- The main Ludwig character
- Genre: Animated series
- Created by: Mirek and Peter Lang
- Starring: Jon Glover (voiceover)
- Music by: Ludwig van Beethoven
- Opening theme: Symphony No.5/Symphony No.1
- Country of origin: United Kingdom
- Original language: English
- No. of series: 1
- No. of episodes: 25

Production
- Running time: 5 minutes

Original release
- Network: BBC One
- Release: 20 June 1977

= Ludwig (1977 TV series) =

1977 British animated children's TV series

Ludwig is a surreal 1977 British-made children's animated television series featuring cutout animation, about a magical egg-shaped gemstone who lives in a forest. 25 five-minute episodes were made.

==Main character==
The character's name came from Ludwig van Beethoven, whose music is played in the background. The series consisted of 25 five-minute episodes, in each of which something would happen to the animals of the forest and Ludwig would come to the rescue. His "body" facets would open up and out would pop arms, legs, gadgets or even a helicopter rotor when he needed to get somewhere fast. He was constantly watched by a human birdwatcher (voiced by Jon Glover) who had a deerstalker and large binoculars.

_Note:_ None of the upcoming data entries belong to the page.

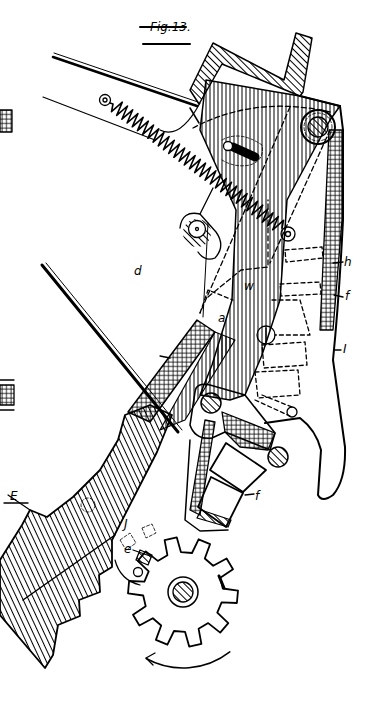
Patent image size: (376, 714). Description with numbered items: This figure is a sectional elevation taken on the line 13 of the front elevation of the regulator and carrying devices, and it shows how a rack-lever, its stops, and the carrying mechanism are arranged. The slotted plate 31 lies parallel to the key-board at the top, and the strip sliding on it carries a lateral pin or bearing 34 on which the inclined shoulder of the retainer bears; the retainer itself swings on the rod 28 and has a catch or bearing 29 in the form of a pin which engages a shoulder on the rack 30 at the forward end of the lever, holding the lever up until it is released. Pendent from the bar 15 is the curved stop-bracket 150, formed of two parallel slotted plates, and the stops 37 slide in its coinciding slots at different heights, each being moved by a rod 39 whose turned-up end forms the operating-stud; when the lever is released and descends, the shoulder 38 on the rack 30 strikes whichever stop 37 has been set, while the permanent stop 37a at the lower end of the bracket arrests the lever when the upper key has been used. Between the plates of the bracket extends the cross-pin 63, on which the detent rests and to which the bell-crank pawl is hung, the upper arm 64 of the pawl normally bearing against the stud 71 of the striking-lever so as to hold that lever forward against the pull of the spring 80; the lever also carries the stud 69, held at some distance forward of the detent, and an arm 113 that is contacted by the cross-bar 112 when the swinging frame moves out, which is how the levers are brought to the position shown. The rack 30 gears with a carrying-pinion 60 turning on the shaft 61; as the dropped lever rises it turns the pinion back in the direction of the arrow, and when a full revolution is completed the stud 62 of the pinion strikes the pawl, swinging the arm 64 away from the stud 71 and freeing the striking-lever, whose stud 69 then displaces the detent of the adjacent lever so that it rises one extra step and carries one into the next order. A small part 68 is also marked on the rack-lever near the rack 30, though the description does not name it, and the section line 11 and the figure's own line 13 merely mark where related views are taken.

The slotted plate 31 is at (103, 70).
The spring 80 is at (172, 165).
The bar 15 is at (251, 78).
The section line 13 is at (250, 240).
The lateral pin or bearing 34 is at (229, 142).
The section line 11 is at (265, 148).
The curved stop-bracket 150 is at (332, 103).
The rod 28 is at (337, 124).
The catch or bearing 29 is at (190, 248).
The rod 39 is at (112, 347).
The cross-pin 63 is at (231, 417).
The upper arm 64 is at (248, 431).
The stop 37 is at (228, 473).
The permanent stop 37a is at (238, 521).
The cross-bar 112 is at (282, 464).
The arm 113 is at (328, 487).
The shoulder 38 is at (289, 322).
The stud 69 is at (276, 338).
The stud or bearing 71 is at (296, 407).
The rack 30 is at (74, 491).
The pin 68 is at (96, 498).
The stud 62 is at (134, 558).
The carrying-pinion 60 is at (240, 603).
The shaft 61 is at (190, 590).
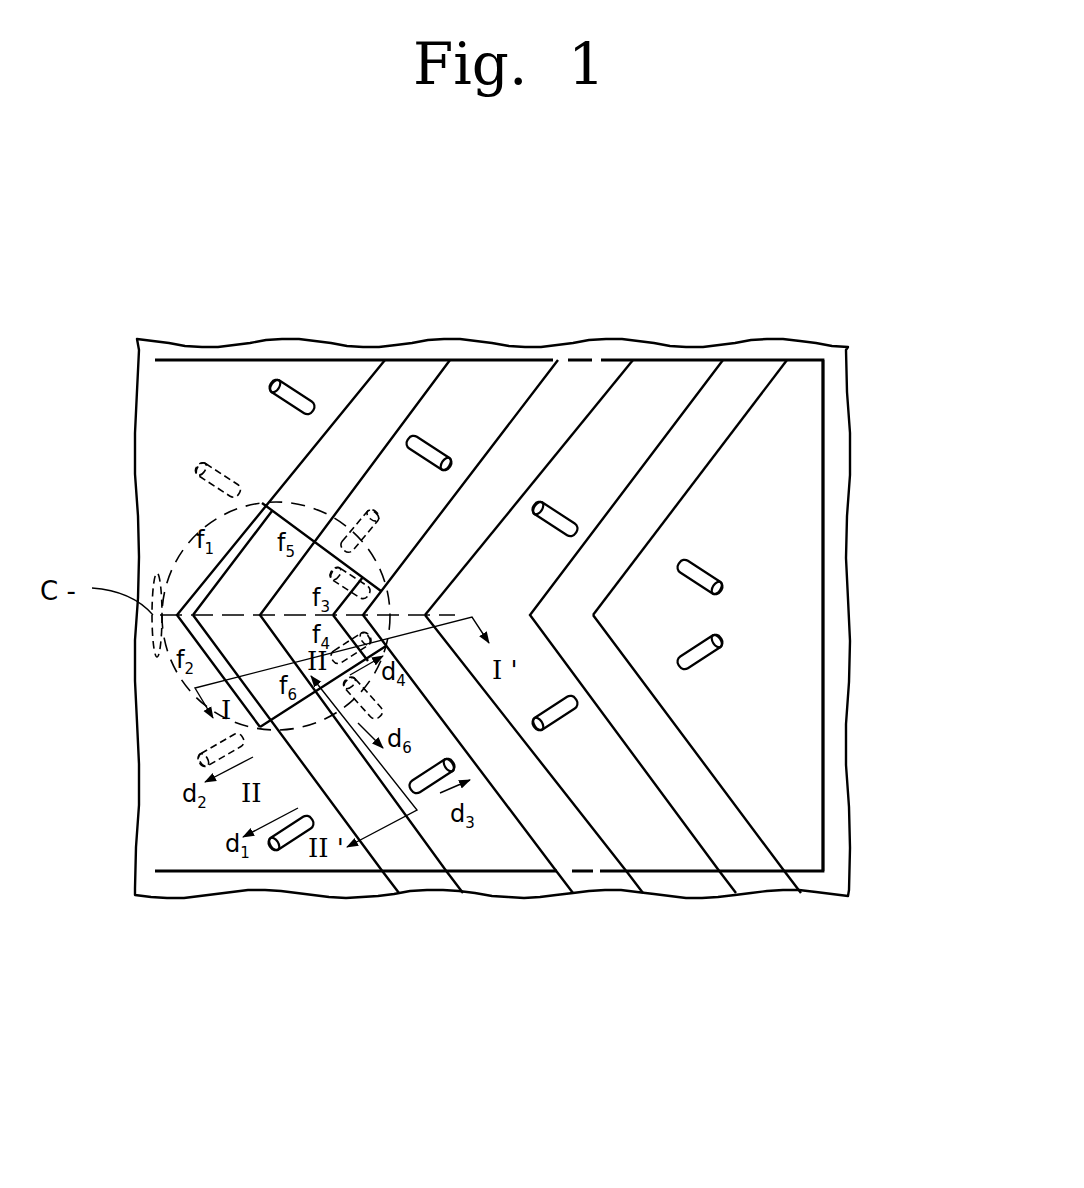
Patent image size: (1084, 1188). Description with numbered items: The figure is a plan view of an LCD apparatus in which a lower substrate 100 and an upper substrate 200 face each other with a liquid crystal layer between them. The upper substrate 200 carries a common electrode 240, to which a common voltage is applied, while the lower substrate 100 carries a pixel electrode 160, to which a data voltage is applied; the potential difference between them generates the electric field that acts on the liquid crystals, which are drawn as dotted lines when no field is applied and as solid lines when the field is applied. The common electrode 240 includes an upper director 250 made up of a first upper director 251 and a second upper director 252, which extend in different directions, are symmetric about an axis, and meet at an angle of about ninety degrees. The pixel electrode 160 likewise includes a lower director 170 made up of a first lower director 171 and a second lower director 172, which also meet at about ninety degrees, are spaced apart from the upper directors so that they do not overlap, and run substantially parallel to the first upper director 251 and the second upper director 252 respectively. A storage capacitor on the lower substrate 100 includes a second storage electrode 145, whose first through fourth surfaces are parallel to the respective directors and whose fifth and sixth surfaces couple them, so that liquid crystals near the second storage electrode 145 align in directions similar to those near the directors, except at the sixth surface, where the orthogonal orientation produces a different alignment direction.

This character was both the viewer's point of view and narrator, as no other character talked. Many of the musical phrases are the excerpts from Beethoven's Septet. At the end of every episode Ludwig played the final movement of Beethoven's first symphony through the credits.

==Production==
The programme was produced by father and son team, Mirek and Peter Lang. The Langs were immigrants from Czechoslovakia; they left the country in 1968 in the aftermath of the Soviet invasion of Czechoslovakia, as Mirek's films criticized the Czechoslovak regime. After unsuccessful attempts to find work in British current affairs broadcasting, Mirek moved into animation work.

Collaborating with his son Peter, they produced Ludwig, shooting it on 16 mm film on a wind-up Bolex camera. Filming took place in their spare bedroom at their flat in Buckland Crescent, Swiss Cottage in London. The episodes were written by Jane Tann, Susan Kodicek, and Michael Cole. The music was arranged and played by Paul Reade. Jon Glover provided the voice of the birdwatcher. The Langs shared the animation.

Peter went on to animate Pigeon Street.

==Title music==
The title music and opening theme of Ludwig is just 16 seconds long, and features first, a theme from the symphony No.5, followed by a small section of Beethoven's symphony No.1. It ends with the programme's narrator Jon Glover saying 'Ah, Ludwig' in an interested, well spoken manner.

==Broadcast in the United States==
In the United States, Ludwig was one of the cartoons featured in Captain Kangaroo.

==List of episodes==

1. "Arrival – Ludwig's here to stay"
2. "Hiccups"
3. "Hooter"
4. "Glue"
5. "Kites"
6. "Tennis"
7. "Sculptor"
8. "Skating"
9. "Umbrellas"
10. "Swing"
11. "Bubbles"
12. "Clock"
13. "Ball"
14. "Coin"
15. "Yo-Yo"
16. "Investigation - Research"
17. "Christmas"
18. "Home Sweet Home – Architect"
19. "Balloons"
20. "High Jump"
21. "Magician"
22. "Artist"
23. "Party"
24. "Nuts"
25. "TV - Western."

==Parody==
In 2011 Charlie Brooker showed a short spoof of Ludwig, called Orlov, in the first part of his series How TV Ruined Your Life.